Mis en ligne le 24/03/2010
Un Belge sur sept vit sous le seuil de pauvreté. C’est un chiffre qui reste stable. Mais ne cesse d’interpeller. La pauvreté - ou le risque de pauvreté, comme on dit dans les enquêtes statistiques - est un fléau qui est décidément difficile à éradiquer. Et plus dans certaines régions que d’autres. Le nombre de personnes qui vivent avec des revenus (déclarés) inférieurs à 899 euros par mois s’élève à 10 % en Flandre. Il est pratiquement deux fois plus élevé en Wallonie (19,5 %).
Ces chiffres sont tirés de l’enquête EU-SILC 2008 rendue publique ce mardi par le SPF Economie. Une enquête qui est reproduite au même moment dans chaque pays européen. D’où des comparaisons rendues possibles. Certains affirment parfois que la sécurité sociale permet à la Belgique de figurer parmi les pays enregistrant les taux de pauvreté les plus faibles. A bien considérer l’enquête EU-SILC, on se rend compte que c’est une image d’Epinal. La Belgique n’est ni une bonne ni mauvaise élève : elle se situe dans la moyenne européenne (infographie).
Cela dit, si la sécurité sociale n’existait pas en Belgique, le nombre de personnes vivant sous le seuil de pauvreté serait autrement plus élevé encore.
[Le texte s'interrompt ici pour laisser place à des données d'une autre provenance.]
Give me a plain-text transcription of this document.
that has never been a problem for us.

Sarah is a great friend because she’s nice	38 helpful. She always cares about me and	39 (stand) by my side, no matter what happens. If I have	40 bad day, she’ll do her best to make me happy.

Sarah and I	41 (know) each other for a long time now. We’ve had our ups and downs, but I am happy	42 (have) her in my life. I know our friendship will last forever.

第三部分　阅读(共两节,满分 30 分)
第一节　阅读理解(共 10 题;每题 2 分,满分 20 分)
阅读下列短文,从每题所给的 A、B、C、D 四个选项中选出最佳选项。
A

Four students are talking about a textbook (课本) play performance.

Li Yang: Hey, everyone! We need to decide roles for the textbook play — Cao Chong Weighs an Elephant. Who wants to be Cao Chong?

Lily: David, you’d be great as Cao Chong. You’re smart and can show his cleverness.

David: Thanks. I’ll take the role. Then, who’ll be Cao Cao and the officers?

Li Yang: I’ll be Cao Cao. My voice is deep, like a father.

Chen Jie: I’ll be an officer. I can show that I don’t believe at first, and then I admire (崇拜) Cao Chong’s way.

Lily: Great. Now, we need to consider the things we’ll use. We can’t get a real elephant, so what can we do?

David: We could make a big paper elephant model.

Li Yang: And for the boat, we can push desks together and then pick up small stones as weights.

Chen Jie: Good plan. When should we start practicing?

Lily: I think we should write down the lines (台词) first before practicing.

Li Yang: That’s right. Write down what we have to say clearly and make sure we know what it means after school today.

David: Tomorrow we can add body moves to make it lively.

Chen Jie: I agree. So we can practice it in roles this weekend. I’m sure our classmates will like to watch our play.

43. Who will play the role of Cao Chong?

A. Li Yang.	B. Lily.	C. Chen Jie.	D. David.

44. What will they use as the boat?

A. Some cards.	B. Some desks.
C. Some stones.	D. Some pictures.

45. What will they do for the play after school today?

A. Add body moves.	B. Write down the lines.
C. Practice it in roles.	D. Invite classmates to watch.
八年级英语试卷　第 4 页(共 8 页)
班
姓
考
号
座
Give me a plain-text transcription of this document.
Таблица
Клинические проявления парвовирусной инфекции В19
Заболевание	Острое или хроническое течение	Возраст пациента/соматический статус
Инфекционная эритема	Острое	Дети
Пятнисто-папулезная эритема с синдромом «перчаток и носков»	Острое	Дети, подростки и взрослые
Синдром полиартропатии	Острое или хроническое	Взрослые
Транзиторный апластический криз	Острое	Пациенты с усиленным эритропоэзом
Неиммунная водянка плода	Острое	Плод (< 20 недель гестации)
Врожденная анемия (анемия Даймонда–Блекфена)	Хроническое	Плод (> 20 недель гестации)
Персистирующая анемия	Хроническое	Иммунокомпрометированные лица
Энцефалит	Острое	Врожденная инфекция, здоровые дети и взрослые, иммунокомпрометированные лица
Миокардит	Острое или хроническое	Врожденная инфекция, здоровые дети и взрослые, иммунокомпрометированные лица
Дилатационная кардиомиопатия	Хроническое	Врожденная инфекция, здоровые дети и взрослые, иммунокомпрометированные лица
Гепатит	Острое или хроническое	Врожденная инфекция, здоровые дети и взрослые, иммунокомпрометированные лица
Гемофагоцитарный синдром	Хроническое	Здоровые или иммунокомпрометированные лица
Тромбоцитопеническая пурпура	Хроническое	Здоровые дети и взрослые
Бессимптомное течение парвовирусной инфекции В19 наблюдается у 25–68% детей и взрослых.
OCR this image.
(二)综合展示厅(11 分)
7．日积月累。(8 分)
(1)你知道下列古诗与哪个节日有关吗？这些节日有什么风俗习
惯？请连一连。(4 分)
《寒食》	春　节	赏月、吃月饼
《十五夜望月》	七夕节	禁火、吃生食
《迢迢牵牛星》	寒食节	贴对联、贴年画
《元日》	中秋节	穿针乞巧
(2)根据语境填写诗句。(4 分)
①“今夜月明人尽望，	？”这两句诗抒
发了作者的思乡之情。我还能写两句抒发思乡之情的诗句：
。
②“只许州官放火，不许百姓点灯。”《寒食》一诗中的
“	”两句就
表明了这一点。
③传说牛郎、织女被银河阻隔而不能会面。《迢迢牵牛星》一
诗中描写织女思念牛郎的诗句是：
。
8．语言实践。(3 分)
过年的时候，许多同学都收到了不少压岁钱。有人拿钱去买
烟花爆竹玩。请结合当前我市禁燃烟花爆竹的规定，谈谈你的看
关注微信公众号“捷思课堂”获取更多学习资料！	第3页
D’après les enquêteurs du SPF Economie, sans les allocations sociales, 41,7 % de la population belge vivrait dans la pauvreté. Et si on exclut de ce décompte les pensions, qui sont des allocations un peu particulières, on arrive encore à un taux de pauvreté de 27,1 %.
Là encore, la Wallonie se distingue. Sans les allocations sociales, près d’un Wallon sur deux (47,5 %) se trouverait sous le seuil de pauvreté contre 36,9 % en Flandre.
La pauvreté ne frappe pas tout le monde de la même manière. L’enquête montre ainsi que 39,5 % des familles monoparentales - le plus souvent des femmes avec enfants - sont confrontées à un risque de pauvreté. L’absence d’un emploi est aussi un facteur fragilisant. Les chômeurs ont en effet un risque de pauvreté sept fois supérieur à celui des travailleurs.
Le niveau d’études influence également grandement la situation socio-économique des ménages. Les personnes sans diplôme ou avec un diplôme d’école primaire ont un risque de pauvreté 2 fois plus élevé que les personnes ayant obtenu un diplôme de secondaire et près de 3 fois plus élevé que celles diplômées de l’enseignement supérieur.
Les chiffres 2008 montrent également une hausse de la pauvreté subjective. En effet 44 % des Belges interrogés disent avoir des difficultés à nouer les deux bouts. Un chiffre inquiétant. L’année précédente, ce taux n’était que de 37 %.